The Social Network is the story of the founding of the popular social networking site, Facebook, and is based on Ben Mezrich’s The Accidental Billionaires. The film stars Jesse Eisenberg in the role of Mark Zuckerberg, with Andrew Garfield playing co-founder Eduardo Saverin and Justin Timberlake appearing as Napster founder Sean Parker. The movie is an exhilarating tale of the happenings at Harvard and how the idea of a social network such as Facebook was born in one of the most elite campuses in the world.

Zuckerberg is portrayed as an eccentric, erratic genius, a class of protagonists the movie viewing world has come to expect and relish over the past decade or so. He is a withdrawn man who does not care much about the people around him. To him, his work and his brilliant ideas are ends unto themselves and the people around him just means to that end.

Eisenberg portrays the character brilliantly, scurrying along the paved paths of Harvard and coding endlessly on nights while others are out having fun. However, Zuckerberg is not the quintessential don’t-care-a-damn genius as some have perceived him to be in the movie. Rather, he has a circle of friends with whom he hangs out and it comes as no surprise that they are good programmers as well, and are people who help him set up his pet project. Apart from Saverin, there is Dustin Muskowitz played by Joseph Mazello and Chris Hughes, portrayed by Patrick Mapel.

In the movie, Zuckerberg is not entirely without personal troubles either. In the opening scene of the movie, he breaks up with his girlfriend, which serves as a motivation to Zuckerberg to lay the foundations of the juggernaut we know today as Facebook. During the course of making his ideas a reality, he gets in to legal skirmishes with the university and is accused of hacking in to various servers of the university. Further, he comes in to conflict with his best friend, Saverin, over the involvement of Sean Parker in the affairs of Facebook. Saverin does not appreciate Parker, seeing him as a kind of Silicon Valley vagabond who could be up to no good. However, Zuckerberg is really fond of the founder of Napster which leads to a conflict between the friends, ending in Savrerin being booted out of the company.
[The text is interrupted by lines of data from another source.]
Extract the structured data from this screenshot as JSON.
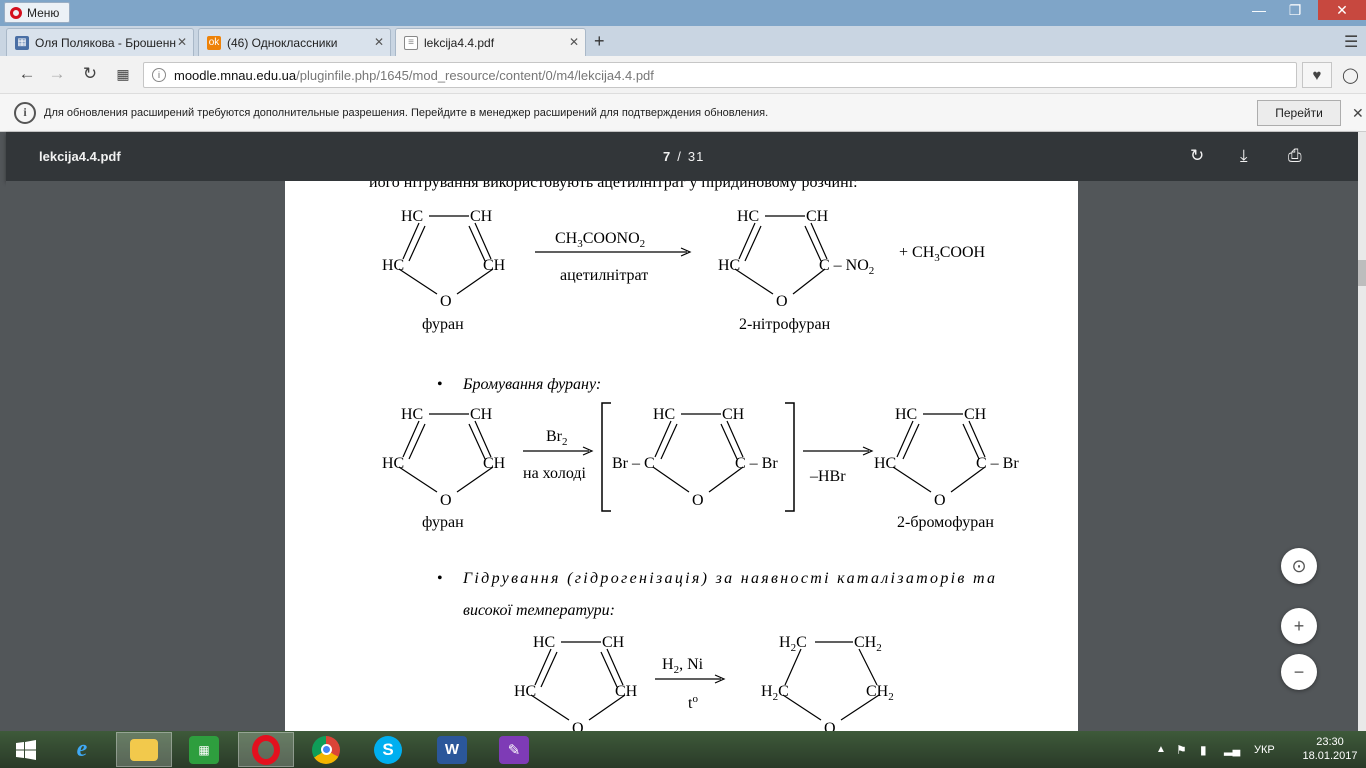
{
  "browser": {
    "menu_label": "Меню",
    "tabs": [
      {
        "label": "Оля Полякова - Брошенн",
        "icon": "document-icon",
        "color": "#4a6fa5"
      },
      {
        "label": "(46) Одноклассники",
        "icon": "odnoklassniki-icon",
        "color": "#ee8208"
      },
      {
        "label": "lekcija4.4.pdf",
        "icon": "pdf-file-icon",
        "color": "#888888",
        "active": true
      }
    ],
    "url_host": "moodle.mnau.edu.ua",
    "url_path": "/pluginfile.php/1645/mod_resource/content/0/m4/lekcija4.4.pdf",
    "notification_text": "Для обновления расширений требуются дополнительные разрешения. Перейдите в менеджер расширений для подтверждения обновления.",
    "notification_button": "Перейти"
  },
  "pdf_viewer": {
    "file_name": "lekcija4.4.pdf",
    "current_page": "7",
    "page_separator": "/",
    "total_pages": "31"
  },
  "document": {
    "intro_line": "його нітрування використовують ацетилнітрат у піридиновому розчині:",
    "nitration": {
      "furan_top_left": "HC",
      "furan_top_right": "CH",
      "furan_left": "HC",
      "furan_right": "CH",
      "oxygen": "O",
      "reactant_name": "фуран",
      "reagent_main": "CH",
      "reagent_sub": "3",
      "reagent_tail": "COONO",
      "reagent_sub2": "2",
      "reagent_name": "ацетилнітрат",
      "product_right_c": "C – NO",
      "product_right_sub": "2",
      "byproduct_prefix": "+ CH",
      "byproduct_sub": "3",
      "byproduct_tail": "COOH",
      "product_name": "2-нітрофуран"
    },
    "bromination": {
      "bullet": "•",
      "heading": "Бромування фурану:",
      "reagent_main": "Br",
      "reagent_sub": "2",
      "condition": "на холоді",
      "intermediate_left": "Br – C",
      "intermediate_right": "C – Br",
      "elimination": "–HBr",
      "product_right": "C – Br",
      "reactant_name": "фуран",
      "product_name": "2-бромофуран"
    },
    "hydrogenation": {
      "bullet": "•",
      "heading_line1": "Гідрування (гідрогенізація) за наявності каталізаторів та",
      "heading_line2": "високої температури:",
      "reagent": "H",
      "reagent_sub": "2",
      "reagent_tail": ", Ni",
      "condition": "t",
      "condition_sup": "o",
      "product_top_left": "H",
      "product_top_left_sub": "2",
      "product_top_left_tail": "C",
      "product_top_right": "CH",
      "product_top_right_sub": "2",
      "product_left": "H",
      "product_left_sub": "2",
      "product_left_tail": "C",
      "product_right": "CH",
      "product_right_sub": "2"
    }
  },
  "taskbar": {
    "apps": [
      "internet-explorer-icon",
      "file-explorer-icon",
      "store-icon",
      "opera-icon",
      "chrome-icon",
      "skype-icon",
      "word-icon",
      "onenote-icon"
    ],
    "language": "УКР",
    "time": "23:30",
    "date": "18.01.2017"
  }
}
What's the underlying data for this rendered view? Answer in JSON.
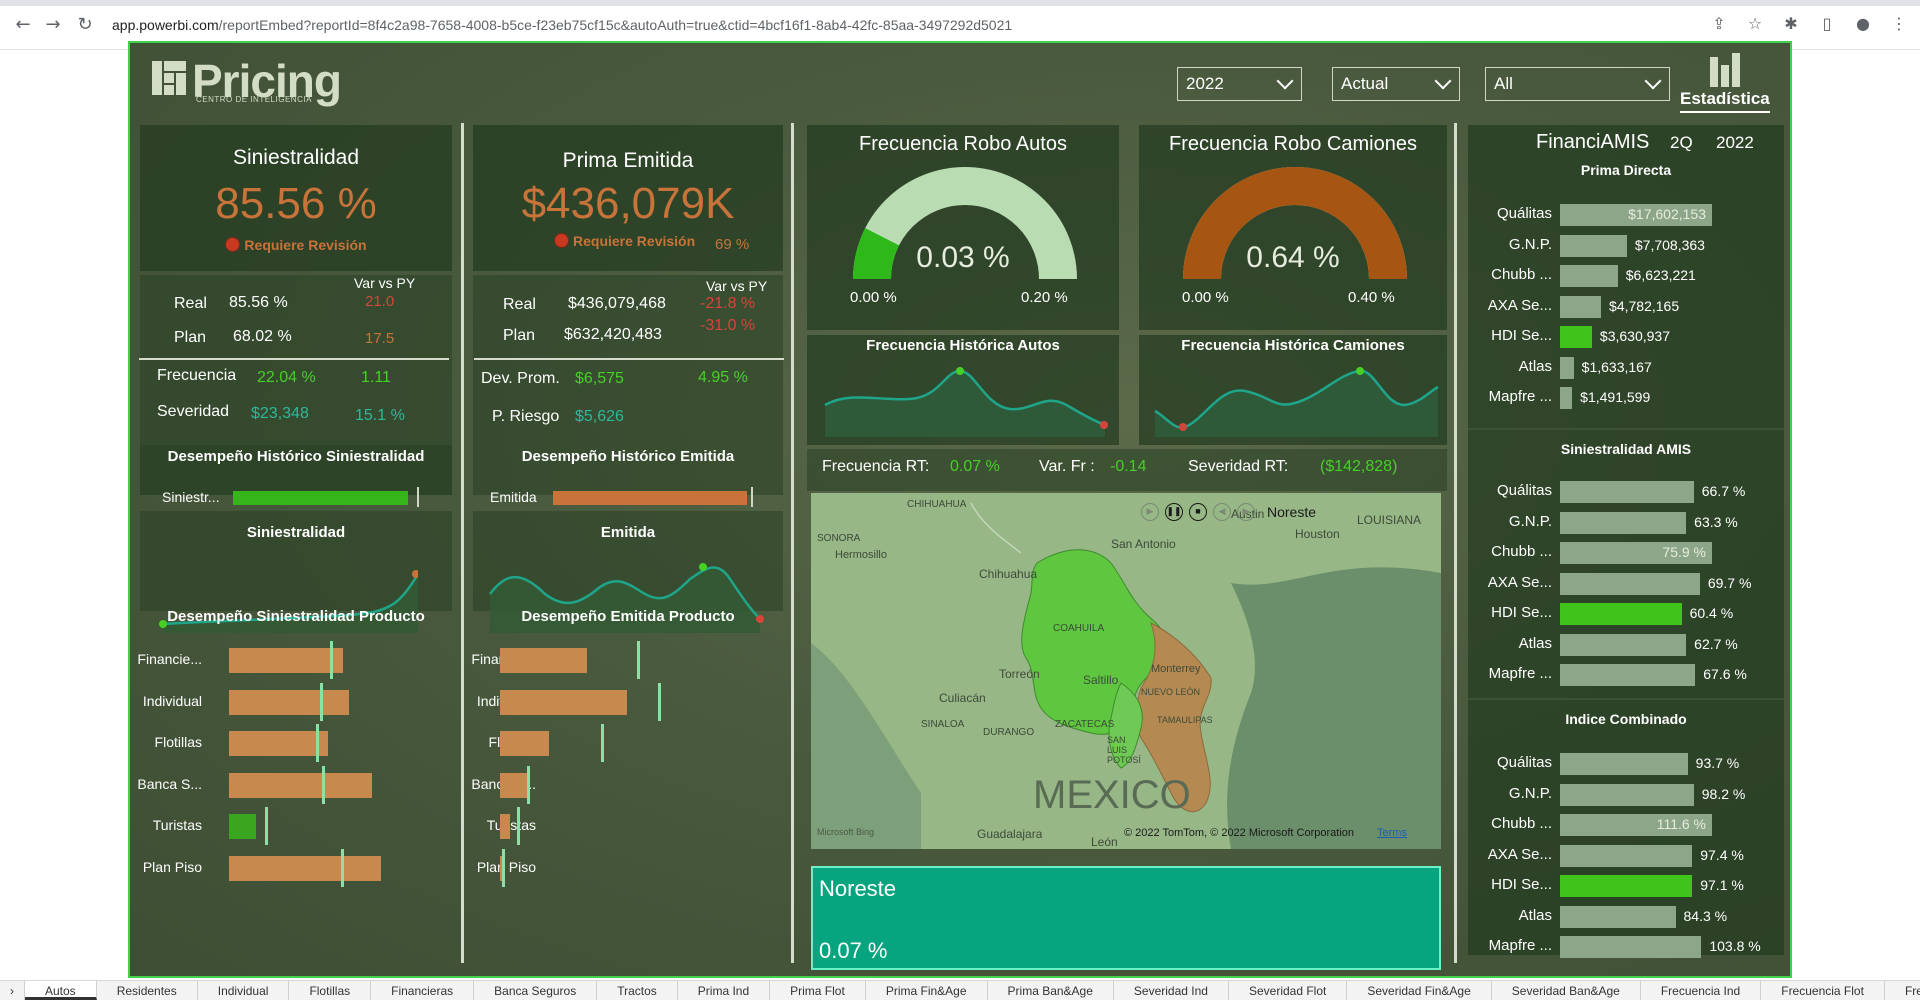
{
  "browser": {
    "url_host": "app.powerbi.com",
    "url_rest": "/reportEmbed?reportId=8f4c2a98-7658-4008-b5ce-f23eb75cf15c&autoAuth=true&ctid=4bcf16f1-8ab4-42fc-85aa-3497292d5021"
  },
  "header": {
    "logo_title": "Pricing",
    "logo_subtitle": "CENTRO DE INTELIGENCIA",
    "slicers": [
      "2022",
      "Actual",
      "All"
    ],
    "brand_label": "Estadística"
  },
  "siniestralidad": {
    "title": "Siniestralidad",
    "value": "85.56 %",
    "status": "Requiere Revisión",
    "var_header": "Var vs PY",
    "real_label": "Real",
    "real_value": "85.56 %",
    "real_var": "21.0",
    "plan_label": "Plan",
    "plan_value": "68.02 %",
    "plan_var": "17.5",
    "frecuencia_label": "Frecuencia",
    "frecuencia_value": "22.04 %",
    "frecuencia_var": "1.11",
    "severidad_label": "Severidad",
    "severidad_value": "$23,348",
    "severidad_var": "15.1 %",
    "desempeno_title": "Desempeño Histórico Siniestralidad",
    "desempeno_label": "Siniestr...",
    "desempeno_fill": 0.94,
    "line_title": "Siniestralidad",
    "producto_title": "Desempeño Siniestralidad Producto"
  },
  "prima": {
    "title": "Prima Emitida",
    "value": "$436,079K",
    "status": "Requiere Revisión",
    "status_pct": "69 %",
    "var_header": "Var vs PY",
    "real_label": "Real",
    "real_value": "$436,079,468",
    "real_var": "-21.8 %",
    "plan_label": "Plan",
    "plan_value": "$632,420,483",
    "plan_var": "-31.0 %",
    "devprom_label": "Dev. Prom.",
    "devprom_value": "$6,575",
    "devprom_var": "4.95 %",
    "priesgo_label": "P. Riesgo",
    "priesgo_value": "$5,626",
    "desempeno_title": "Desempeño Histórico Emitida",
    "desempeno_label": "Emitida",
    "desempeno_fill": 0.97,
    "line_title": "Emitida",
    "producto_title": "Desempeño Emitida Producto"
  },
  "productos": [
    {
      "label": "Financie...",
      "sin": 0.6,
      "sin_target": 0.53,
      "emi": 0.46,
      "emi_target": 0.72
    },
    {
      "label": "Individual",
      "sin": 0.63,
      "sin_target": 0.48,
      "emi": 0.67,
      "emi_target": 0.83
    },
    {
      "label": "Flotillas",
      "sin": 0.52,
      "sin_target": 0.46,
      "emi": 0.26,
      "emi_target": 0.53
    },
    {
      "label": "Banca S...",
      "sin": 0.75,
      "sin_target": 0.49,
      "emi": 0.14,
      "emi_target": 0.14
    },
    {
      "label": "Turistas",
      "sin": 0.14,
      "sin_target": 0.19,
      "emi": 0.05,
      "emi_target": 0.09
    },
    {
      "label": "Plan Piso",
      "sin": 0.8,
      "sin_target": 0.59,
      "emi": 0.02,
      "emi_target": 0.01
    }
  ],
  "robo_autos": {
    "title": "Frecuencia Robo Autos",
    "value": "0.03 %",
    "min": "0.00 %",
    "max": "0.20 %",
    "fill": 0.15,
    "hist_title": "Frecuencia Histórica Autos"
  },
  "robo_camiones": {
    "title": "Frecuencia Robo Camiones",
    "value": "0.64 %",
    "min": "0.00 %",
    "max": "0.40 %",
    "fill": 1.0,
    "hist_title": "Frecuencia Histórica Camiones"
  },
  "kpi_strip": {
    "frec_label": "Frecuencia RT:",
    "frec_value": "0.07 %",
    "var_label": "Var. Fr :",
    "var_value": "-0.14",
    "sev_label": "Severidad RT:",
    "sev_value": "($142,828)"
  },
  "map": {
    "region_label": "Noreste",
    "attribution": "© 2022 TomTom, © 2022 Microsoft Corporation",
    "terms": "Terms",
    "bing": "Microsoft Bing",
    "country": "MEXICO",
    "places": [
      "CHIHUAHUA",
      "SONORA",
      "Hermosillo",
      "Chihuahua",
      "San Antonio",
      "Houston",
      "LOUISIANA",
      "COAHUILA",
      "Torreón",
      "Saltillo",
      "Monterrey",
      "NUEVO LEÓN",
      "TAMAULIPAS",
      "Culiacán",
      "SINALOA",
      "DURANGO",
      "ZACATECAS",
      "SAN LUIS POTOSÍ",
      "Guadalajara",
      "León",
      "Austin"
    ]
  },
  "card": {
    "title": "Noreste",
    "value": "0.07 %"
  },
  "amis": {
    "title": "FinanciAMIS",
    "quarter": "2Q",
    "year": "2022",
    "prima_title": "Prima Directa",
    "prima": [
      {
        "label": "Quálitas",
        "value": "$17,602,153",
        "fill": 1.0,
        "hl": false,
        "inside": true
      },
      {
        "label": "G.N.P.",
        "value": "$7,708,363",
        "fill": 0.44,
        "hl": false,
        "inside": false
      },
      {
        "label": "Chubb ...",
        "value": "$6,623,221",
        "fill": 0.38,
        "hl": false,
        "inside": false
      },
      {
        "label": "AXA Se...",
        "value": "$4,782,165",
        "fill": 0.27,
        "hl": false,
        "inside": false
      },
      {
        "label": "HDI Se...",
        "value": "$3,630,937",
        "fill": 0.21,
        "hl": true,
        "inside": false
      },
      {
        "label": "Atlas",
        "value": "$1,633,167",
        "fill": 0.09,
        "hl": false,
        "inside": false
      },
      {
        "label": "Mapfre ...",
        "value": "$1,491,599",
        "fill": 0.08,
        "hl": false,
        "inside": false
      }
    ],
    "sin_title": "Siniestralidad AMIS",
    "sin": [
      {
        "label": "Quálitas",
        "value": "66.7 %",
        "fill": 0.88,
        "hl": false,
        "inside": false
      },
      {
        "label": "G.N.P.",
        "value": "63.3 %",
        "fill": 0.83,
        "hl": false,
        "inside": false
      },
      {
        "label": "Chubb ...",
        "value": "75.9 %",
        "fill": 1.0,
        "hl": false,
        "inside": true
      },
      {
        "label": "AXA Se...",
        "value": "69.7 %",
        "fill": 0.92,
        "hl": false,
        "inside": false
      },
      {
        "label": "HDI Se...",
        "value": "60.4 %",
        "fill": 0.8,
        "hl": true,
        "inside": false
      },
      {
        "label": "Atlas",
        "value": "62.7 %",
        "fill": 0.83,
        "hl": false,
        "inside": false
      },
      {
        "label": "Mapfre ...",
        "value": "67.6 %",
        "fill": 0.89,
        "hl": false,
        "inside": false
      }
    ],
    "ic_title": "Indice Combinado",
    "ic": [
      {
        "label": "Quálitas",
        "value": "93.7 %",
        "fill": 0.84,
        "hl": false,
        "inside": false
      },
      {
        "label": "G.N.P.",
        "value": "98.2 %",
        "fill": 0.88,
        "hl": false,
        "inside": false
      },
      {
        "label": "Chubb ...",
        "value": "111.6 %",
        "fill": 1.0,
        "hl": false,
        "inside": true
      },
      {
        "label": "AXA Se...",
        "value": "97.4 %",
        "fill": 0.87,
        "hl": false,
        "inside": false
      },
      {
        "label": "HDI Se...",
        "value": "97.1 %",
        "fill": 0.87,
        "hl": true,
        "inside": false
      },
      {
        "label": "Atlas",
        "value": "84.3 %",
        "fill": 0.76,
        "hl": false,
        "inside": false
      },
      {
        "label": "Mapfre ...",
        "value": "103.8 %",
        "fill": 0.93,
        "hl": false,
        "inside": false
      }
    ]
  },
  "tabs": [
    "Autos",
    "Residentes",
    "Individual",
    "Flotillas",
    "Financieras",
    "Banca Seguros",
    "Tractos",
    "Prima Ind",
    "Prima Flot",
    "Prima Fin&Age",
    "Prima Ban&Age",
    "Severidad Ind",
    "Severidad Flot",
    "Severidad Fin&Age",
    "Severidad Ban&Age",
    "Frecuencia Ind",
    "Frecuencia Flot",
    "Frecu"
  ],
  "colors": {
    "bg": "#485a3c",
    "orange": "#c8733a",
    "green": "#46d026",
    "bar_gray": "#8da68a",
    "teal": "#06a57f"
  }
}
In many ways, the story of Facebook is also the story of human relations, ironically the very purpose for which Mark Zuckerberg envisaged Facebook. It deals with the protagonist’s relationships with his friends and roommates, his relationship with the opposite sex, culminating in a desire to be friends with his ex-girlfriend and his attitude towards the corporate world and its intricacies. This is particularly on show when the movie often cuts back to a room where legal proceedings against Zuckerberg, initiated separately by Saverin and the Winklevoss twins are in progress. Zuckerberg is portrayed as a bored individual in that room, who does not give a damn about what the outcome of the proceedings will be. He believes that he is right in every way and more importantly, his genius is all that matters and so it should be for everyone else. One may even argue that Zuckerberg, for all his genius and intellectual bravado is deep inside, a lonely man, who could do with some company. The last scene of the movie shows Zuckerberg in front of a computer, a man with a million friends in the virtual world, is still alone and lonely in the real one. Moreover, he is still on the search for a good friend.

The movie is definitely a must watch for everybody and is easily the best movie of the year. The movie moves at a good pace, is exciting and manages to convey a real life story in an exciting manner without much of an exaggeration. The movie is based on the book The Accidental Billionaires by Ben Mezrich and all that we see on screen is essentially the author’s story. So don’t believe all that you see. Rather, take it with a pinch of salt and go read Wikipedia after the show.